3) Bahan Hukum Tertier
Bahan hukum tersier adalah bahan hukum yang mendukung bahan hukum primer dan bahan hukum sekunder dengan memberikan pemahaman dan pengertian atas bahan hukum lainnya. Bahan hukum yang dipergunakan oleh penulis adalah Kamus Besar Bahasa Indonesia dan Kamus Hukum. Dalam penulisan skripsi untuk membantu penulis mengerti istilah-istilah hukum ataupun istilah asing yang mendukung teori ataupun penulisan skripsi ini.

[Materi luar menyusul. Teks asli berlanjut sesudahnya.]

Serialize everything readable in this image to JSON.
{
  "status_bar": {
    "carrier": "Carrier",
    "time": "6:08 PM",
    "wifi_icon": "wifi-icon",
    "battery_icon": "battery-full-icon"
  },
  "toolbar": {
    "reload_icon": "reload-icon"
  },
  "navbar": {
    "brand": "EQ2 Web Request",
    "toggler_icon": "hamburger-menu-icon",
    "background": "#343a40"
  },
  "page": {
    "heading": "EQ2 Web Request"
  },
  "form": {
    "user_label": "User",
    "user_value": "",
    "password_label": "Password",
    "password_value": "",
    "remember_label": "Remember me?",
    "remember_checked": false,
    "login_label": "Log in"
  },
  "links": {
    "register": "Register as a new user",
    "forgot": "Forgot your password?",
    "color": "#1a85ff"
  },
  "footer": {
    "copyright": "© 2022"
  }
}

4. Populasi dan Sampel Populasi responden dalam hal ini adalah para penyandang disabilitas tuna netra yang berhak dalam Pemilu 2014 di Kota Salatiga. Populasi responden berjumlah 9 orang yang tersebar di 4 kecamatan di Kota Salatiga. Dari 9 orang yang bersedia diwawancara
adalah 5 orang. Jadi sampel yang di ambil untuk
penelitian skripsi ini adalah 5 responden
5. Unit Amatan dan Analisis a. Unit Amatan Unit amatan adalah pada peraturan-peraturan baik internasional maupun nasional yang berkaitan dengan hak-hak kaum disabilitas tuna netra dalam keikut sertaanyadalam Pemilihan Umum yakni :
Convention on the Rights of Persons with Disabilities 2011
Undang-undang No. 4 Tahun 1997 Tentang Penyandang Cacat
Undang-Undang Nomor 19 Tahun 2011 tentang pengesahan Convention on the Rights of Persons with Disabilities (Konvensi Hak-Hak Penyandang Disabilitas)
Undang-Undang No. 15 Tahun 2011 tentang Penyelenggara Pemilihan Umum
Undang-Undang No.8 Tahun 2012 tentang Pemilu DPR, DPD, dan DPRD
b. Unit Analisis Unit analisis adalah pada Penyelenggara Pemilu yakni Komisi Pemilihan Umum Kota Salatiga yang terkait dalam pelaksanaan Pemilu 2014 berkaitan bagaimana KPUD Salatiga memberikan fasilitas hak pilih penyandang cacat dalam Pemilu 2014 berdasarkan peraturan perundang undangan yang berlaku.
F. Sistematika Penulisan Penulisan penelitian ini disusun secara sistematis dan secara berurutan sehingga dapat diperoleh gambaran yang jelas dan terarah. Adapun sistematika penulisan dalam penelitian ini adalah sebagai berikut : 1. BAB I PENDAHULUAN
Bab ini meliputi latar belakang, rumusan masalah, tujuan penelitian, manfaat penelitian, metode penelitian, dan sistematika penulisan yang berkaitan dengan peran KPUD Kota Salatiga dalam memfasilitasi hak pilih penyandang cacat dalam Pemilu 2014
2. BAB II HASIL PENELITIAN DAN PEMBAHASAN Bab ini berisi tinajuan pustaka, dan data penelitian, sekaligus analisa peneliti terhadap data-data atau bahan-bahan hukum sesuai dengan permasalahan yang dikaji pada penelitian ini.
3. BAB III PENUTUP Bab ini berisi pernyataan tentang kesimpulan (jawaban atas permasalahan) dan saran.